Era la parte baja y efectivamente nuestros pies tocaban el fondo. Caminamos por el agua hasta la balsa y dichosas nos subimos.

– ¿Puedes remar con un solo brazo? -le preguntó Pía.

– Puedo -sonrió ella todopoderosa. Siguió remando y canturreando. Avanzamos casi sin percatarnos río adentro.

– Enséñanos esa canción -le pedí, gozando de estar sentada en la balsa, con las piernas colgando en el agua y con mamá al lado.

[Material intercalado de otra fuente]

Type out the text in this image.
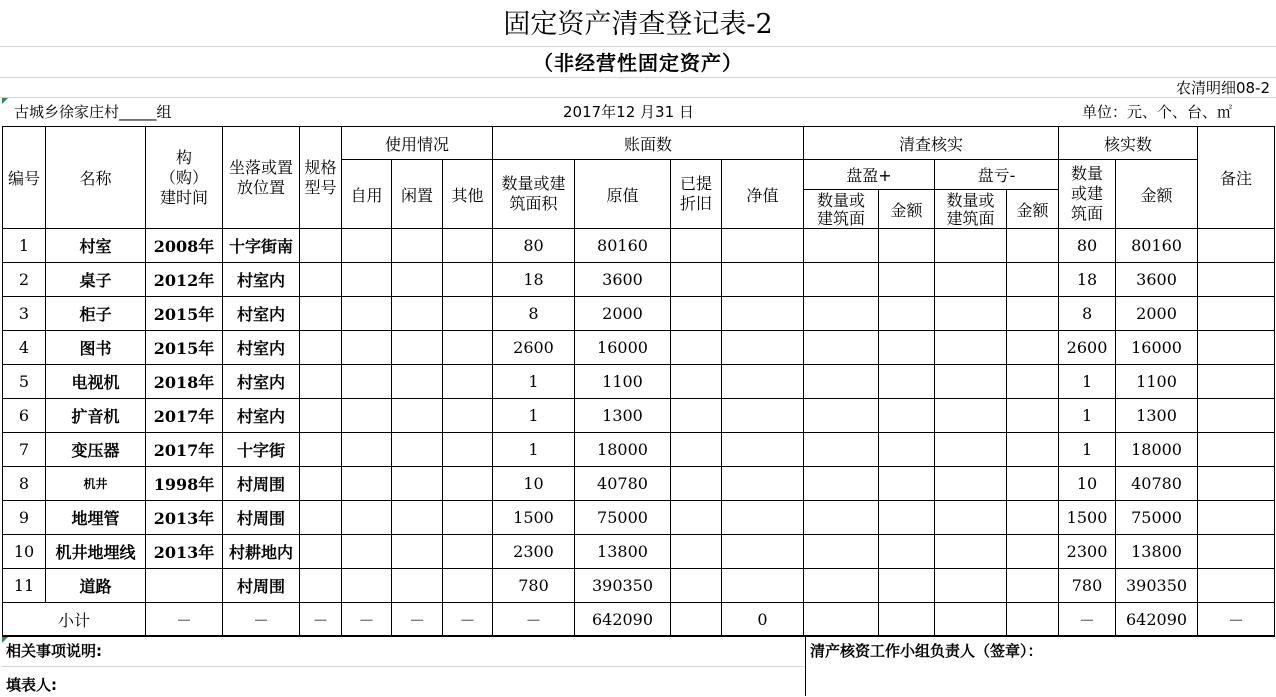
固定资产清查登记表-2
（非经营性固定资产）
农清明细08-2
古城乡徐家庄村_____组	2017年12 月31 日	单位：元、个、台、㎡
编号	名称	构（购）建时间	坐落或置放位置	规格型号	使用情况			账面数				清查核实				核实数		备注
					自用	闲置	其他	数量或建筑面积	原值	已提折旧	净值	盘盈+		盘亏-		数量或建筑面	金额	

												数量或建筑面	金额	数量或建筑面	金额			
1	村室	2008年	十字街南					80	80160							80	80160	
2	桌子	2012年	村室内					18	3600							18	3600	
3	柜子	2015年	村室内					8	2000							8	2000	
4	图书	2015年	村室内					2600	16000							2600	16000	
5	电视机	2018年	村室内					1	1100							1	1100	
6	扩音机	2017年	村室内					1	1300							1	1300	
7	变压器	2017年	十字街					1	18000							1	18000	
8	机井	1998年	村周围					10	40780							10	40780	
9	地埋管	2013年	村周围					1500	75000							1500	75000	
10	机井地埋线	2013年	村耕地内					2300	13800							2300	13800	
11	道路		村周围					780	390350							780	390350	
小计		－	－	－	－	－	－	－	642090		0					－	642090	－
相关事项说明:	清产核资工作小组负责人（签章）：
填表人:
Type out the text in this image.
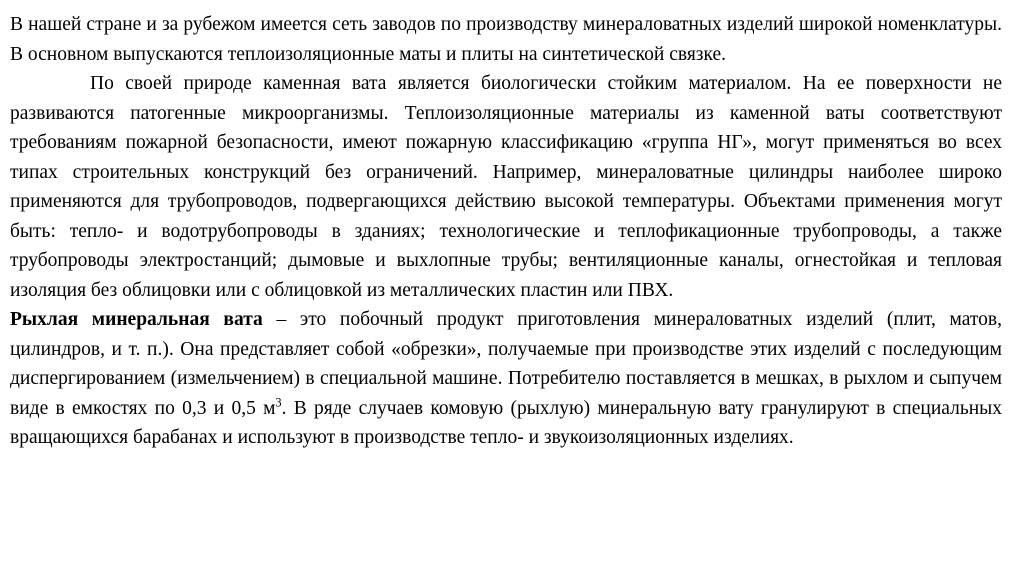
В нашей стране и за рубежом имеется сеть заводов по производству минераловатных изделий широкой номенклатуры. В основном выпускаются теплоизоляционные маты и плиты на синтетической связке.

По своей природе каменная вата является биологически стойким материалом. На ее поверхности не развиваются патогенные микроорганизмы. Теплоизоляционные материалы из каменной ваты соответствуют требованиям пожарной безопасности, имеют пожарную классификацию «группа НГ», могут применяться во всех типах строительных конструкций без ограничений. Например, минераловатные цилиндры наиболее широко применяются для трубопроводов, подвергающихся действию высокой температуры. Объектами применения могут быть: тепло- и водотрубопроводы в зданиях; технологические и теплофикационные трубопроводы, а также трубопроводы электростанций; дымовые и выхлопные трубы; вентиляционные каналы, огнестойкая и тепловая изоляция без облицовки или с облицовкой из металлических пластин или ПВХ.

Рыхлая минеральная вата – это побочный продукт приготовления минераловатных изделий (плит, матов, цилиндров, и т. п.). Она представляет собой «обрезки», получаемые при производстве этих изделий с последующим диспергированием (измельчением) в специальной машине. Потребителю поставляется в мешках, в рыхлом и сыпучем виде в емкостях по 0,3 и 0,5 $м^3$. В ряде случаев комовую (рыхлую) минеральную вату гранулируют в специальных вращающихся барабанах и используют в производстве тепло- и звукоизоляционных изделиях.
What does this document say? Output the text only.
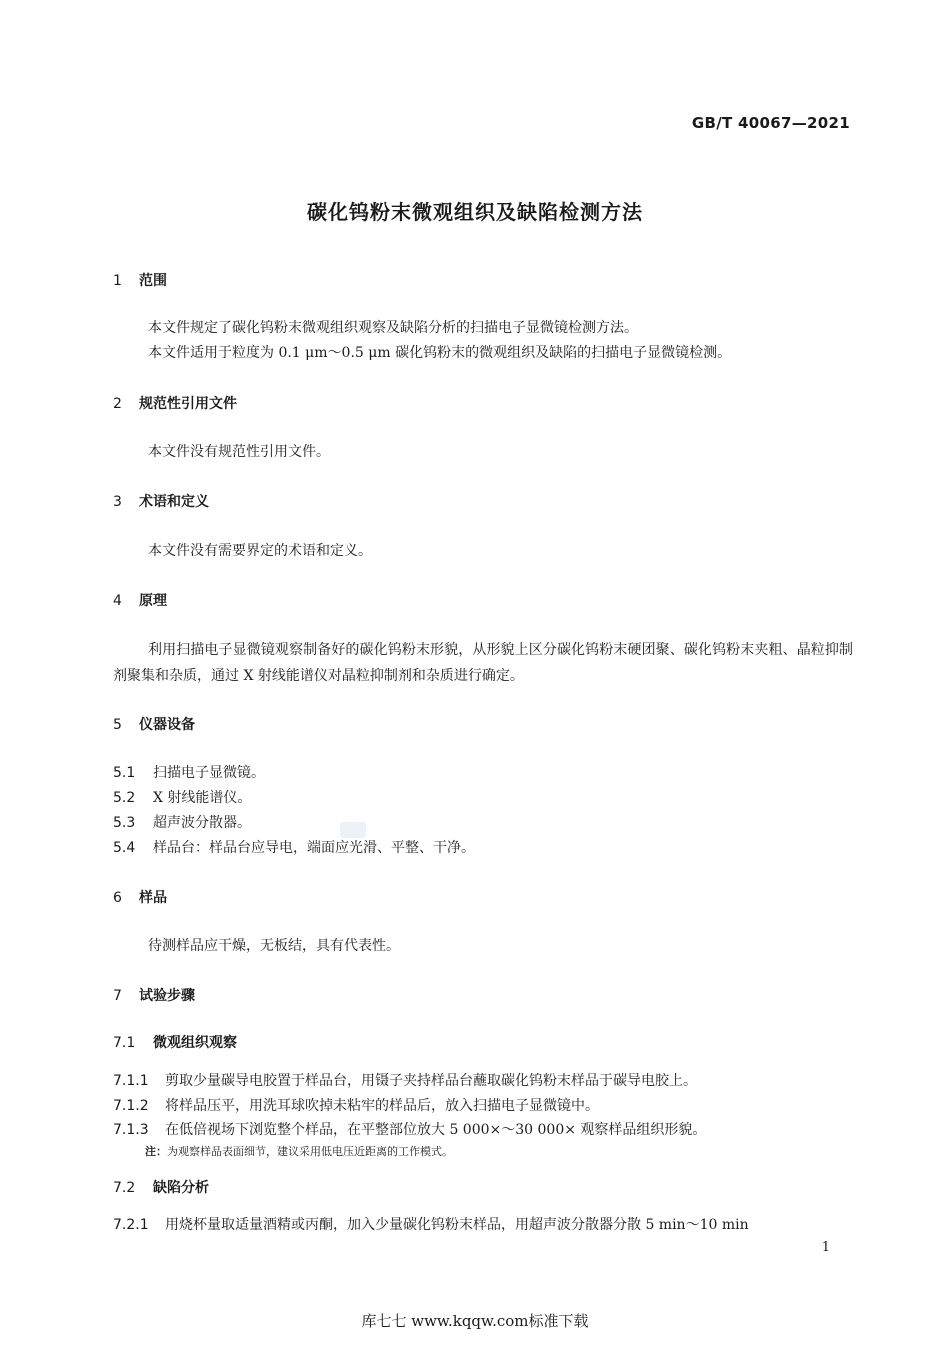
GB/T 40067—2021
碳化钨粉末微观组织及缺陷检测方法
1 范围
本文件规定了碳化钨粉末微观组织观察及缺陷分析的扫描电子显微镜检测方法。
本文件适用于粒度为 0.1 μm～0.5 μm 碳化钨粉末的微观组织及缺陷的扫描电子显微镜检测。
2 规范性引用文件
本文件没有规范性引用文件。
3 术语和定义
本文件没有需要界定的术语和定义。
4 原理
利用扫描电子显微镜观察制备好的碳化钨粉末形貌，从形貌上区分碳化钨粉末硬团聚、碳化钨粉末夹粗、晶粒抑制剂聚集和杂质，通过 X 射线能谱仪对晶粒抑制剂和杂质进行确定。
5 仪器设备
5.1 扫描电子显微镜。
5.2 X 射线能谱仪。
5.3 超声波分散器。
5.4 样品台：样品台应导电，端面应光滑、平整、干净。
6 样品
待测样品应干燥，无板结，具有代表性。
7 试验步骤
7.1 微观组织观察
7.1.1 剪取少量碳导电胶置于样品台，用镊子夹持样品台蘸取碳化钨粉末样品于碳导电胶上。
7.1.2 将样品压平，用洗耳球吹掉未粘牢的样品后，放入扫描电子显微镜中。
7.1.3 在低倍视场下浏览整个样品，在平整部位放大 5 000×～30 000× 观察样品组织形貌。
注：为观察样品表面细节，建议采用低电压近距离的工作模式。
7.2 缺陷分析
7.2.1 用烧杯量取适量酒精或丙酮，加入少量碳化钨粉末样品，用超声波分散器分散 5 min～10 min
1
库七七 www.kqqw.com标准下载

– Si Adelita se fuera con otro…

– Si Adelita se fuera con otro… -repetimos Pía y yo.

– La seguiría por tierra y por mar… -levantó la voz en «y por mar», cambiando la entonación. Pía y yo tratamos de seguirla.

…por tierra y por mar…

Por tierra y por mar, por tierra y por mar, y de pronto algo surgió. ¿Una roca inesperada, el descontrol del remo, una corriente subterránea…? No lo sé, pero la balsa se volcó. Mi pequeño cuerpo fue expulsado de esos pocos metros de madera, y pequeño como era, no pudo mantenerse a flote. Como si tuviera pesos en los pies, me hundía, me hundía.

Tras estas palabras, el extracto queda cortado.